Monday, December 11, 2006

MANAGING RISK

Events outside the control of a corporation can affect the firm and its financing decisions. For example, a change in the interest rate can suddenly make borrowing money very inexpensive or very costly. From 1975 to 1995, interest rates in the United States were as high as 15 percent and as low as 3 percent. Many economic factors, such as changes in the price of oil or the price of foreign currency, can affect businesses as well.
Corporate financial managers need to make sure that potential economic fluctuations do not threaten the firm. A variety of tools, known as derivatives, help manage the risk of such events occurring. Four important kinds of derivatives include (1) futures, (2) forwards, (3) options, and (4) swaps. Futures are promises to buy or sell something in the future at a price that is agreed upon today. For example, a candy manufacturer might commit to purchasing a specified quantity of cocoa at a specified price from the producer in six months. Futures are traded on organized futures exchanges, such as the Chicago Mercantile Exchange or the Chicago Board of Trade. Forwards are similar to futures, but they are arranged directly between a firm and a bank. Options give a firm the right to buy or sell something in the future at a price that is agreed upon today. For example, if the candy-manufacturer does not know how much cocoa will be needed in six months, it could take out an option to buy cocoa at a certain price. Swaps involve firms swapping one set of payments for another. For example, an American firm may agree to make a series of dollar payments to a Japanese bank, while the bank in return promises to make a series of yen payments.
Derivatives are very popular.
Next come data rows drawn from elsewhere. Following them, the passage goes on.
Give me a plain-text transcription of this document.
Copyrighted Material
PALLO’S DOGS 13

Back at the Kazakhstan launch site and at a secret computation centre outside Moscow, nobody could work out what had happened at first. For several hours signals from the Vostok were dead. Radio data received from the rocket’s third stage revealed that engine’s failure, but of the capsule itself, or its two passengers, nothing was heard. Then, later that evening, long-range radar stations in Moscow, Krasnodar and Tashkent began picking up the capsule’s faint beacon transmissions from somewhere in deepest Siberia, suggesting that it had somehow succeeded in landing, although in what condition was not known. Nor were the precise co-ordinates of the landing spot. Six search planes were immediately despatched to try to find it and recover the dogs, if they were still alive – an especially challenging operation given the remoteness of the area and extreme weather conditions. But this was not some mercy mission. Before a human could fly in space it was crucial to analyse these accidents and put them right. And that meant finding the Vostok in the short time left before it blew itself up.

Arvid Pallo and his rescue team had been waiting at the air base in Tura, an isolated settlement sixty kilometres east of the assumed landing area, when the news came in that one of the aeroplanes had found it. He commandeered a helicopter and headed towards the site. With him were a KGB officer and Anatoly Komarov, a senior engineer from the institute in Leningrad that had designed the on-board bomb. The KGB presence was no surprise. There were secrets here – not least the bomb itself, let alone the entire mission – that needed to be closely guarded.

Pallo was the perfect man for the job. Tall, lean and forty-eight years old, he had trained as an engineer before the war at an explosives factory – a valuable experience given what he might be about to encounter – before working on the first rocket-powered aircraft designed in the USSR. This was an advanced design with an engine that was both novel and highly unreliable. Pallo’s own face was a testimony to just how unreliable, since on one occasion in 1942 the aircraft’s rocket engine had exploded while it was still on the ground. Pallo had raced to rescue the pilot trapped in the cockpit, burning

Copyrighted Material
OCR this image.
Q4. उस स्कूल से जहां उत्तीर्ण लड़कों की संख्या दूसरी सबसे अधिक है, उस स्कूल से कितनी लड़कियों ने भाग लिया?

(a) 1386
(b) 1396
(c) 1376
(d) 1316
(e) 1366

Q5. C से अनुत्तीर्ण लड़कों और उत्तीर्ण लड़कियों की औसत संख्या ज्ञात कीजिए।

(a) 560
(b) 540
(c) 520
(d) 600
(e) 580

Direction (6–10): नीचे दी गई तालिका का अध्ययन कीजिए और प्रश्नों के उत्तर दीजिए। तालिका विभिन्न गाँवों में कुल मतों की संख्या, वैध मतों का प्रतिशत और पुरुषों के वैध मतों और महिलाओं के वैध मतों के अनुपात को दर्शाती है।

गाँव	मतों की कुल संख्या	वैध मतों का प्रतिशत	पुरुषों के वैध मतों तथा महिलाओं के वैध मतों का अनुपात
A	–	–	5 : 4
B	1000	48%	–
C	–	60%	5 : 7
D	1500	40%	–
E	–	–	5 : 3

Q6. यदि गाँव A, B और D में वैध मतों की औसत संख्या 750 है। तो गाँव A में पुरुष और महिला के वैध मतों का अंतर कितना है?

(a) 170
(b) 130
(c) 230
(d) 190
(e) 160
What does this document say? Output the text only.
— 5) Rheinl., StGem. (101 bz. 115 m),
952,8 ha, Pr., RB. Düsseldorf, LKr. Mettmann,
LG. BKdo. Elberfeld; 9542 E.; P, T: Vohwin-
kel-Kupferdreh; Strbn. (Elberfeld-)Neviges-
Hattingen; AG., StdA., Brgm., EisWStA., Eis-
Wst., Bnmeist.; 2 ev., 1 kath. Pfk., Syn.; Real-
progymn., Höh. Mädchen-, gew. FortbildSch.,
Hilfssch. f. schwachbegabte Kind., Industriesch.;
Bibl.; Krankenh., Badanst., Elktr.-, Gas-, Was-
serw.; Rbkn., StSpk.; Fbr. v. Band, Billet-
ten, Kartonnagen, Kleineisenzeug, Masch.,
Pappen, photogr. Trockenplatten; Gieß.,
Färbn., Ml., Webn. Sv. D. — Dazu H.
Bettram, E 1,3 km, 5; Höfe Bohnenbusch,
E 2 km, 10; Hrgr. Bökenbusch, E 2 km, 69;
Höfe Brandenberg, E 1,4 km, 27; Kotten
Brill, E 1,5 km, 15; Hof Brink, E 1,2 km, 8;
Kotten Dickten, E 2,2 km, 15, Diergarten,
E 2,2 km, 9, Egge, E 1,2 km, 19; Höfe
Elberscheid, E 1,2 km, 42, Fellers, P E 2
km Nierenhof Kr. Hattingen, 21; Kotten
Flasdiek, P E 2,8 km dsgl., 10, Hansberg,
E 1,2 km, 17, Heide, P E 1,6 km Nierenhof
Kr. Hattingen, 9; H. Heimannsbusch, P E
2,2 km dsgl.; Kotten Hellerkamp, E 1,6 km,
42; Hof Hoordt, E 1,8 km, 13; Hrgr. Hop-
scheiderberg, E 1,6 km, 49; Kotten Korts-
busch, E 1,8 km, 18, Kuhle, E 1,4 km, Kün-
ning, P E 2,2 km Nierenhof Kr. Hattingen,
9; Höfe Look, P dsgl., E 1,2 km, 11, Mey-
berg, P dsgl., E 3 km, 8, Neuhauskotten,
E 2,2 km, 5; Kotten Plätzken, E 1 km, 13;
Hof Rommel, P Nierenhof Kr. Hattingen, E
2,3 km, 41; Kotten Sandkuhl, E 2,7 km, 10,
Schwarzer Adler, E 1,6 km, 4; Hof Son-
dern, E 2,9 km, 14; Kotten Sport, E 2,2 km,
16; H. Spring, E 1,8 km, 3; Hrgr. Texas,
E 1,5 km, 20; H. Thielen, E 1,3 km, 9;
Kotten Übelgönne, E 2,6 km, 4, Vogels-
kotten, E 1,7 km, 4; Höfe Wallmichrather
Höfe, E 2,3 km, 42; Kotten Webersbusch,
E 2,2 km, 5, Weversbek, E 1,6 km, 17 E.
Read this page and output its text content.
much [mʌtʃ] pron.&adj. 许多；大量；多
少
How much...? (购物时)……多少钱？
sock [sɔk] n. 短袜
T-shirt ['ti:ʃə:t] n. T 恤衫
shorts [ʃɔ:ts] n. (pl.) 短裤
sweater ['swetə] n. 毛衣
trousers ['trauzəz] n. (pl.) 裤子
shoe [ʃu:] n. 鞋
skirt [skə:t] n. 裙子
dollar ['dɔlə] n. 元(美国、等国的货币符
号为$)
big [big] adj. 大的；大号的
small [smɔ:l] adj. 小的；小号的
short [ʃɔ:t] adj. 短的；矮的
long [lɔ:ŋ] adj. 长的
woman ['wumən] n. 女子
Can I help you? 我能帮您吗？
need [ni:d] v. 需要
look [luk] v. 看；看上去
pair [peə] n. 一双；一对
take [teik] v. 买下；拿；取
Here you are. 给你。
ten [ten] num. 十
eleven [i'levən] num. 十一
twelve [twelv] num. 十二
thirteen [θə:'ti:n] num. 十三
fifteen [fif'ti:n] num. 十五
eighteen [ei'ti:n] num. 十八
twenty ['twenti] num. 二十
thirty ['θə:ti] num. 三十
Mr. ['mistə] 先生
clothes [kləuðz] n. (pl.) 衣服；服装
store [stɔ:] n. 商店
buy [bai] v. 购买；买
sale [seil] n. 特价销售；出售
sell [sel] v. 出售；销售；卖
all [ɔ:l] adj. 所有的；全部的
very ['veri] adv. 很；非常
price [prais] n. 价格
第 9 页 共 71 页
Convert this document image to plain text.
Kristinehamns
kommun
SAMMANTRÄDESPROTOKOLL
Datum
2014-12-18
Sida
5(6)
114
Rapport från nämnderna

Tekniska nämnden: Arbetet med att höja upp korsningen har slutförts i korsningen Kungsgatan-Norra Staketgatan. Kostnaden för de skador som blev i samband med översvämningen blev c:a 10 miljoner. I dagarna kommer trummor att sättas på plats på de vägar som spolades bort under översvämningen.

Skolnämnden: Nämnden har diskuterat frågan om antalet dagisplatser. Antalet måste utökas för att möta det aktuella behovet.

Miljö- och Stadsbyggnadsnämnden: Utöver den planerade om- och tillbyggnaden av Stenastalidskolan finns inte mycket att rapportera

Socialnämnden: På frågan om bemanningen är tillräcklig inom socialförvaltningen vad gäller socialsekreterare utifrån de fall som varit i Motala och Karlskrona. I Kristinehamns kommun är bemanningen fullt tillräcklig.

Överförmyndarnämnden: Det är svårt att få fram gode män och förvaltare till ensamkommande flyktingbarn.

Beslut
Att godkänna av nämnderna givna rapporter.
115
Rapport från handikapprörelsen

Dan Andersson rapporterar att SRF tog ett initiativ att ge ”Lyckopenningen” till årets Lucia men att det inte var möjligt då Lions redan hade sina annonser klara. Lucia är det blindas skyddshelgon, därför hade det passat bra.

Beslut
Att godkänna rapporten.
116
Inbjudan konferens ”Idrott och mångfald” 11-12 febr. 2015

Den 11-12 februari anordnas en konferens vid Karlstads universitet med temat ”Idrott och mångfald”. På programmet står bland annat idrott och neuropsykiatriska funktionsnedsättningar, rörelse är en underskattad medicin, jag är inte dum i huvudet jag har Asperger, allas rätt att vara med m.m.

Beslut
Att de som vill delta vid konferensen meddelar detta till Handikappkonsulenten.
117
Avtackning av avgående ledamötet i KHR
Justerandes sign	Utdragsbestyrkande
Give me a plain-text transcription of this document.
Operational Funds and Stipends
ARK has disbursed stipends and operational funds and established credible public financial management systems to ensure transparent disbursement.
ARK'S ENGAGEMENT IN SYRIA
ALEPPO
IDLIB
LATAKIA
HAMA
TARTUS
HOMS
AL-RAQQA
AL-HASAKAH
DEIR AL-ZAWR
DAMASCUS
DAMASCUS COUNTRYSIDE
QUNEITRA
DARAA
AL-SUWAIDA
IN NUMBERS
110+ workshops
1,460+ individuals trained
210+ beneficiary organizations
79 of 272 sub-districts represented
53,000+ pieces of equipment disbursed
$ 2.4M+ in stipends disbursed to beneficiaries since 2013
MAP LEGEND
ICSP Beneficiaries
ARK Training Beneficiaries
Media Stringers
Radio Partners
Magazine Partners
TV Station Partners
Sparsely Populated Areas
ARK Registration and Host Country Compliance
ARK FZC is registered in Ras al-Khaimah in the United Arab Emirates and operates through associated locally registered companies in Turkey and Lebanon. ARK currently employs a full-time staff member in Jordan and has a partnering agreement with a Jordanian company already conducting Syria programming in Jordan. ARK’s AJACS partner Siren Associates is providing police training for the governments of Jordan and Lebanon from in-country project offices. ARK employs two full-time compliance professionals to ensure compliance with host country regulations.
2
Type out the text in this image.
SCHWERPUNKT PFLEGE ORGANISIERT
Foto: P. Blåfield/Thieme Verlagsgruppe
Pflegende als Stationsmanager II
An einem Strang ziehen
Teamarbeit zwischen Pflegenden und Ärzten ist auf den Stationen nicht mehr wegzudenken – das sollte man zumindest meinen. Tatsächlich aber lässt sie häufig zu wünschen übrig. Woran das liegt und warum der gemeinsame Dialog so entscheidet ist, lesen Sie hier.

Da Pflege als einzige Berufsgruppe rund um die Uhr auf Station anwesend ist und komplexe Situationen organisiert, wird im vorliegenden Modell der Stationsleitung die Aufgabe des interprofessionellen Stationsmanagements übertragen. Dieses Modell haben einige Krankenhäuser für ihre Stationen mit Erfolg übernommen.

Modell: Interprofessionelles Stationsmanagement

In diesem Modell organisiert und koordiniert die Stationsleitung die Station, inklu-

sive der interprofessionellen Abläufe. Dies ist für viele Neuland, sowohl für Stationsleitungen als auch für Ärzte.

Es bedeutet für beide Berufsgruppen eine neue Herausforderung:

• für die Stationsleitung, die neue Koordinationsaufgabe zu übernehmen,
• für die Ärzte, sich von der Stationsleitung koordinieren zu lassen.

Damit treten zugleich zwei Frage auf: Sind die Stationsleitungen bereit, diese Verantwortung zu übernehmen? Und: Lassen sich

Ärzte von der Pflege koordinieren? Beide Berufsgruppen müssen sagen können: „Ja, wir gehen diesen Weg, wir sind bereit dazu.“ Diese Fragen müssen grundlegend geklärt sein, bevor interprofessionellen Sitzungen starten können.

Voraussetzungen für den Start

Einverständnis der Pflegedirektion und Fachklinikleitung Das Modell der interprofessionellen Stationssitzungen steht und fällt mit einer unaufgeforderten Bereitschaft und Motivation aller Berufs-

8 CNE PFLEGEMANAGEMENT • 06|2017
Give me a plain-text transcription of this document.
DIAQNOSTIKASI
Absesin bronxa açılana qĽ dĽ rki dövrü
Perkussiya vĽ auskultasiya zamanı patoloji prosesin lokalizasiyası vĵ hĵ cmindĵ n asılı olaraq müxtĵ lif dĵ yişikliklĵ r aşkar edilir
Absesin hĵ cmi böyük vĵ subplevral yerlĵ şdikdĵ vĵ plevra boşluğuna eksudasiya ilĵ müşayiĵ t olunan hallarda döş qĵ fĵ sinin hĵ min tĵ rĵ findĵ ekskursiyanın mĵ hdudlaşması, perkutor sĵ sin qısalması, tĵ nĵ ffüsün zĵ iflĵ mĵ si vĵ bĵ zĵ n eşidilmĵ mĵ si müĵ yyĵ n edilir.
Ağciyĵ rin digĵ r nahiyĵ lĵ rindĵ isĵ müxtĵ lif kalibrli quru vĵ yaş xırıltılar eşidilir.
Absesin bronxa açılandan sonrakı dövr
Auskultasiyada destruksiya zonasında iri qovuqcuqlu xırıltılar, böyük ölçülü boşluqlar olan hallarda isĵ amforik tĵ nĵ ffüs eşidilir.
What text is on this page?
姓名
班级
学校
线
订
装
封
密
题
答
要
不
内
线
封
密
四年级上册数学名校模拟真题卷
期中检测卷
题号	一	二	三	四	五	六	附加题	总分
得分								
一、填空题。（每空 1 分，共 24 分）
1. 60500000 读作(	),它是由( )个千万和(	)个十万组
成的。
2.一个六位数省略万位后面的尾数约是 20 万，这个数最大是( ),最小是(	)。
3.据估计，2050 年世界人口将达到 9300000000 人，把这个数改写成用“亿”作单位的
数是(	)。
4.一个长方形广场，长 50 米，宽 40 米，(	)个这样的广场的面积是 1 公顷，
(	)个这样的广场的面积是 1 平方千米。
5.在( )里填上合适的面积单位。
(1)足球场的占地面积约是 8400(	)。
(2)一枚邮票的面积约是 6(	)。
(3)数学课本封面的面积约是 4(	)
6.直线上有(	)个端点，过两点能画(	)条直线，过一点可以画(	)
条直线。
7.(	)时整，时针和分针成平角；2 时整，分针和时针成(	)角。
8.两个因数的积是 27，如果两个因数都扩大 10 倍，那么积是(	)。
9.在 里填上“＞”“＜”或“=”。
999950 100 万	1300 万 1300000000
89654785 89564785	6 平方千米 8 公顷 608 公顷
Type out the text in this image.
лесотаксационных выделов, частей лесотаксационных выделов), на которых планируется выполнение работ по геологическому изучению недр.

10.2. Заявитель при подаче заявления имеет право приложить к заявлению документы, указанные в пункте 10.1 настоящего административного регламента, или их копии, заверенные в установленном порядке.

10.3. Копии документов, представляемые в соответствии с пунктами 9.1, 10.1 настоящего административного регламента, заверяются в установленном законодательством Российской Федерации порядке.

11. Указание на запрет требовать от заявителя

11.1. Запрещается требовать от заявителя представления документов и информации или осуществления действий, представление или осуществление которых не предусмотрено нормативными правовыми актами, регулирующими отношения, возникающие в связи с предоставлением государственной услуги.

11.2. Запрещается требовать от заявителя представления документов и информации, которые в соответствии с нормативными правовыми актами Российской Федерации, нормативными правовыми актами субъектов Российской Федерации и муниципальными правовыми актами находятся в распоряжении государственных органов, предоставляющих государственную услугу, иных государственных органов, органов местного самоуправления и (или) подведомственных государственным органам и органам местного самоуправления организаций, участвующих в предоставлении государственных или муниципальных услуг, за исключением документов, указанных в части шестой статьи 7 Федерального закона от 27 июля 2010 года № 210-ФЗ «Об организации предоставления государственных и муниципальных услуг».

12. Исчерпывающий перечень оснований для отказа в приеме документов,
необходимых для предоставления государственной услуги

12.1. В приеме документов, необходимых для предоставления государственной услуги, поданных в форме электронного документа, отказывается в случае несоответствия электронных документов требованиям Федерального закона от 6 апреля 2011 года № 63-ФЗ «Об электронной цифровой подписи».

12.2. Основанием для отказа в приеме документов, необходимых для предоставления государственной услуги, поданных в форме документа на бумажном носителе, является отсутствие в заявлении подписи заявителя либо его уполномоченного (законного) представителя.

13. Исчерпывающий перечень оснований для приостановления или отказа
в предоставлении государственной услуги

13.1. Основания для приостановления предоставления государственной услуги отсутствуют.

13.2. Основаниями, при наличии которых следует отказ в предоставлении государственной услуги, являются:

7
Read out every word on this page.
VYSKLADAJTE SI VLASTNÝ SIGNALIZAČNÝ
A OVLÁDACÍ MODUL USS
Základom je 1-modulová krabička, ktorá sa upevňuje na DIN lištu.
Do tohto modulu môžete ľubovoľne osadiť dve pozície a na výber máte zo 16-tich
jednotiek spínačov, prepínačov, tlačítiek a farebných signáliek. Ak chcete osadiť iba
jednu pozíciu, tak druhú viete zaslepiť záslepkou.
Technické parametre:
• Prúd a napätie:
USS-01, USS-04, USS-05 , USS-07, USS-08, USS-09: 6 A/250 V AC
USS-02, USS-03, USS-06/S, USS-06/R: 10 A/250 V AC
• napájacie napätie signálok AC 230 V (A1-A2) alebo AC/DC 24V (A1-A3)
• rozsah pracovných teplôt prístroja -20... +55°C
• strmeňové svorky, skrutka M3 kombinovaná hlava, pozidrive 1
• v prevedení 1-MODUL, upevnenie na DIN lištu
For example, worldwide trading of futures amounts to about $35 trillion a year. Most firms use derivatives to reduce risk, but some use them to speculate by buying and selling derivatives in hopes of earning a profit. When these speculations don't work out, losses can be substantial. For example, the United Kingdom's Barings', one of the world's oldest banks, collapsed in 1995 when futures speculation by one of its traders in Singapore resulted in losses of over $1 billion.
Methods of corporate finance continually evolve as financial managers invent new ways to raise money and avoid risk. Smart investment and financing decisions are crucial to a firm's success.

Source : Microsoft ® Encarta ® 2006.